ビタースイート・ドロップ~次期社長の甘い嘘~
『無理に強くならなくても傷つきやすくても、ゆずはゆずだよ。それでいいんだけど、自分の気持ちを押し殺してばっかりなのは駄目じゃない?』
「っ、でも」

 だって。でも。そればっかりだ。
 ぼたりと大粒の涙が落ちる。ルームウェアの膝を控えめに濡らしたそれが目に留まり、なんだか最近泣いてばかりだなと改めて思う。
 そうしたら、滑り落ちるようにして本音が零れた。

「私、沓澤課長のこと、好きなの」
『……ゆず』
「沓澤課長、優しくて、すぐ勘違いしそうになっちゃう。私、そういう勘違い、しなそうだから選ばれたってだけなのに」

 一度決壊した堤防は、本来の役目を果たせなくなる。
 後はぼろぼろに崩れ落ちていくのみだ。
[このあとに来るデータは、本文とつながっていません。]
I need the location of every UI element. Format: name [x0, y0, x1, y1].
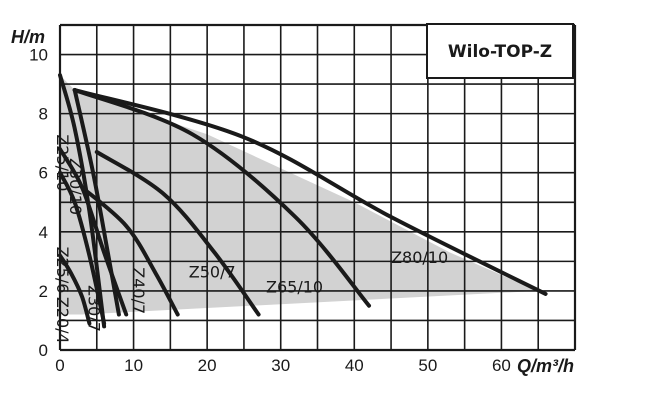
curve-z80-10: [72, 88, 548, 296]
label-z20-4: Z20/4: [53, 297, 72, 344]
x-tick-label: 10: [124, 356, 143, 375]
pump-curves: [58, 73, 548, 329]
label-z30-10: Z30/10: [66, 158, 85, 215]
label-z65-10: Z65/10: [266, 277, 323, 296]
x-tick-label: 0: [55, 356, 64, 375]
curve-z30-10: [72, 88, 121, 317]
title-box: Wilo-TOP-Z: [426, 23, 574, 79]
curve-z50-7: [94, 150, 261, 317]
label-z80-10: Z80/10: [391, 248, 448, 267]
curve-z40-7: [80, 185, 180, 317]
x-tick-label: 60: [492, 356, 511, 375]
x-axis-label: Q/m³/h: [517, 356, 574, 376]
tick-labels: 0 10 20 30 40 50 60 0 2 4 6 8 10: [29, 46, 511, 375]
y-tick-label: 10: [29, 46, 48, 65]
curve-z20-4: [58, 253, 92, 326]
label-z50-7: Z50/7: [189, 263, 236, 282]
chart-title: Wilo-TOP-Z: [448, 42, 552, 62]
y-tick-label: 2: [39, 282, 48, 301]
y-tick-label: 8: [39, 105, 48, 124]
y-tick-label: 4: [39, 223, 48, 242]
y-axis-label: H/m: [11, 27, 45, 47]
x-tick-label: 50: [418, 356, 437, 375]
x-tick-label: 40: [345, 356, 364, 375]
label-z25-6: Z25/6: [53, 247, 72, 294]
title-box-frame: [426, 23, 574, 79]
curve-z25-10: [58, 73, 107, 329]
x-tick-label: 20: [198, 356, 217, 375]
operating-envelope: [60, 75, 539, 315]
y-tick-label: 0: [39, 341, 48, 360]
label-z30-7: Z30/7: [85, 285, 104, 332]
label-z25-10: Z25/10: [53, 134, 72, 191]
y-tick-label: 6: [39, 164, 48, 183]
x-tick-label: 30: [271, 356, 290, 375]
curve-z25-6: [58, 170, 107, 326]
curve-z65-10: [72, 88, 371, 308]
curve-z30-7: [58, 147, 129, 317]
envelope-area: [60, 75, 539, 315]
label-z40-7: Z40/7: [129, 267, 148, 314]
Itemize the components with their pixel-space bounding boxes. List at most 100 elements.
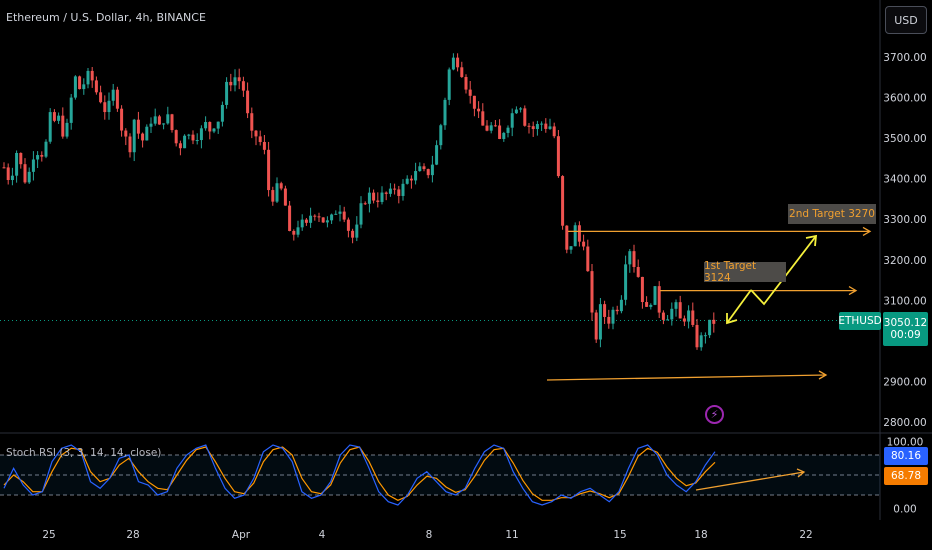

怒涛のごとく流れ出る本心に、歯止めをかけることなんてもうできない。

 どうして、もっと早く果歩に相談しなかったんだろう。
 誰にも相談せずにひとりで抱え続け、その結果がこれだ。まだ大丈夫、誰かに迷惑をかけられない、それを優先したために、大切な同期に――親友にこれほど心を砕かせてしまっている。